Far North Queensland Irrigation District Trials Blockchain

Blockchain technology is being trialed in Far North Queensland irrigation district, Mareeba-Dimbulah, to improve water trading in the region.

The pilot project is using technology developed by young Australian company Civic Ledger and is funded by the Cooperative Research Centre for Developing Northern Australia (CRCNA).

Chief executive officer and co-founder of Civic Ledger, Katrina Donaghy, said blockchain allowed for an asset to be moved from person A to person B in a way that couldn’t be duplicated and was visible to everyone in the market.

In the Mareeba-Dimbulah irrigation district, where mostly fruit and sugar cane is grown, it’s hoped the technology will help irrigators trade between themselves allowing for better utilisation of the water that is available.

Chairman of the Mareeba-Dimbulah irrigation scheme and mango grower Joe Moro said he saw the blockchain technology as a way to add transparency to water trading in the region.

“In the Mareeba-Dimbulah irrigation area there is some water trading going on but it’s an experiment, in a sense that the information isn’t available, people don’t know who wants to sell and at what price,” Mr Moro said.

“This technology would make clear what’s available and the determination of price would be a lot easier.”

He said the irrigation district, which supports more than 1000 water users and has a total of 204,424 megalitres in water entitlements, was in a growth cycle, with an increasing number of high-value horticultural crops being established.

“It was traditionally a tobacco growing area but once tobacco was shut down by the government, it became a very diverse horticultural and sugar cane base,” Mr Moro said.

“With banana plants in a seven-year cycle and fruit trees able to produce for 20 to 30 years or more, there is an interest in long-term water security.”

He said most growers had medium priority water that was highly reliable, with an 100 per cent allocation announced nearly every year.

“There is also a percentage of water that is unused, we refer to it as insurance water, which is available for temporary transfer,” Mr Moro said.

CRCNA chief executive officer, Jed Matz said one of the reasons they were funding the project was to find out how much water could be made available for further agricultural use.

“What we’ve heard, talking to the producers up there, is if they had more water available to them they would expand their operations, or value add,” Mr Matz said.

“That’s the anecdotal evidence, now we can try and put some numbers behind it with this research,” Mr Matz said.

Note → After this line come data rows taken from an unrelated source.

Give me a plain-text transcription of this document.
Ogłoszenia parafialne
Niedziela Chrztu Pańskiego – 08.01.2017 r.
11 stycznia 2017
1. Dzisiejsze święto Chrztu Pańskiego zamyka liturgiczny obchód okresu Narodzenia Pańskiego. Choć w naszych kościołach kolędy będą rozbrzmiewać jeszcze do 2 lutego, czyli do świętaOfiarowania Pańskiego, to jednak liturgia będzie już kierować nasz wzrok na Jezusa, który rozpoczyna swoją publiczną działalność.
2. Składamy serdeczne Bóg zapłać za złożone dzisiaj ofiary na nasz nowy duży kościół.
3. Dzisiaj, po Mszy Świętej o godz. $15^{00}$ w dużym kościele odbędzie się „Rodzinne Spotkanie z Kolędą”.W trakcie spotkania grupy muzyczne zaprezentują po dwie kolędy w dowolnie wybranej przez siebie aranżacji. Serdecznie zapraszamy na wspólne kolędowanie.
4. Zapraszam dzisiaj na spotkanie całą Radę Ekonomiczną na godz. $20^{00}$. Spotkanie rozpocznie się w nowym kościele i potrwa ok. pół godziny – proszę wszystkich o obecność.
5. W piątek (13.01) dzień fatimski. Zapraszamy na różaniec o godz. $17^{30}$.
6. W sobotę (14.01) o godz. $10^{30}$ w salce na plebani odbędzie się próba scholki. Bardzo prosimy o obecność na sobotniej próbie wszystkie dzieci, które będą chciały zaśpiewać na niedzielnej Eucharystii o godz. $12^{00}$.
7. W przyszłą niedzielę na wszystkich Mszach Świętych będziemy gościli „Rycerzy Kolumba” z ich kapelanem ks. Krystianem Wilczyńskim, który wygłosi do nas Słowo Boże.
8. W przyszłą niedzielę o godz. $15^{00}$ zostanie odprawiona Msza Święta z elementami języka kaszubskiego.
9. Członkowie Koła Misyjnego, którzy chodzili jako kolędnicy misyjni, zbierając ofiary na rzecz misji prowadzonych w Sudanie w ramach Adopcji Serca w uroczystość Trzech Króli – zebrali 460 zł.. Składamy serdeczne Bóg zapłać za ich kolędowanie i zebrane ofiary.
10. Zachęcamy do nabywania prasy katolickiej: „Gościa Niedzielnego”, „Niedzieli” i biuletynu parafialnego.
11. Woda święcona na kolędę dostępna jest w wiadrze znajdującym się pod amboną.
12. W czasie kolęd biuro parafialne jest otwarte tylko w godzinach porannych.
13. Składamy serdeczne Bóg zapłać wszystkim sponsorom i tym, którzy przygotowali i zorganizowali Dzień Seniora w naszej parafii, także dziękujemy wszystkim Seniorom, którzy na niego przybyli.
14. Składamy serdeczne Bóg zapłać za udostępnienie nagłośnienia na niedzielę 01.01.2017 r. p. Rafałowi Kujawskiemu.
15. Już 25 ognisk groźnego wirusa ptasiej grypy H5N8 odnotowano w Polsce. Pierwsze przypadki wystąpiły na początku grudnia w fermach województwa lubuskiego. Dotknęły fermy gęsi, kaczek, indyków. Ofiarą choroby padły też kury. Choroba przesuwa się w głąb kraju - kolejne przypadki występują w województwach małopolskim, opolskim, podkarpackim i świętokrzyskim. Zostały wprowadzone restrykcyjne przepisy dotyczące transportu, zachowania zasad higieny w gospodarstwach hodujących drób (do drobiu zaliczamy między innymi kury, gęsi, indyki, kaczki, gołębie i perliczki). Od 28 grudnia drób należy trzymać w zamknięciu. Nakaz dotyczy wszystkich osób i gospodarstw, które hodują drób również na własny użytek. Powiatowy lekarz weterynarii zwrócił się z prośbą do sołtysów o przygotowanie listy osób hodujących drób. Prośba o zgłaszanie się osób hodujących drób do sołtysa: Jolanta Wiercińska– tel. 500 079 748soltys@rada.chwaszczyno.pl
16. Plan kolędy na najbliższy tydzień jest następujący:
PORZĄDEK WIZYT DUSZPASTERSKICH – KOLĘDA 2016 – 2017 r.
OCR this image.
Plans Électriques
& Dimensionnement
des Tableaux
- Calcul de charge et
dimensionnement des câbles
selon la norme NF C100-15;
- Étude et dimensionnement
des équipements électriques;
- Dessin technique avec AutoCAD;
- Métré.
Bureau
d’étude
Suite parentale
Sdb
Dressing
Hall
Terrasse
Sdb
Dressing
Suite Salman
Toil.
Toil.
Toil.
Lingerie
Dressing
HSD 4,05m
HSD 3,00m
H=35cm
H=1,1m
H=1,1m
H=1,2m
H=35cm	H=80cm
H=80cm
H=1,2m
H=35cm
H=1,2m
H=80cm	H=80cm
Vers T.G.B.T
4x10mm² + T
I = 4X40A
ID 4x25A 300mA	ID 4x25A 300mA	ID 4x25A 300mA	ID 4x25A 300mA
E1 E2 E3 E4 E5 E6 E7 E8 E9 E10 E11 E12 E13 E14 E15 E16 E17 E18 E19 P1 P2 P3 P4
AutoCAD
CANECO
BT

He said blockchain technology would also remove the transaction cost for trading water.

“The price will also be more transparent, it will be interesting how that impacts the system as well,” he said.

The blockchain technology is designed to work within the existing regulations, which in the Mareeba-Dimbulah scheme means water can only be traded with other users in the system.

Ms Donaghy said Civic Ledger was in partnership with both Griffith University and the RMIT Blockchain Innovation Hub, who following the project would asses the technical design, enabling blockchain to be quickly rolled out in other irrigation schemes.

“We hope what we achieve at Mareeba will continue and we can work on building new water markets throughout northern Australia,” Ms Donaghy said.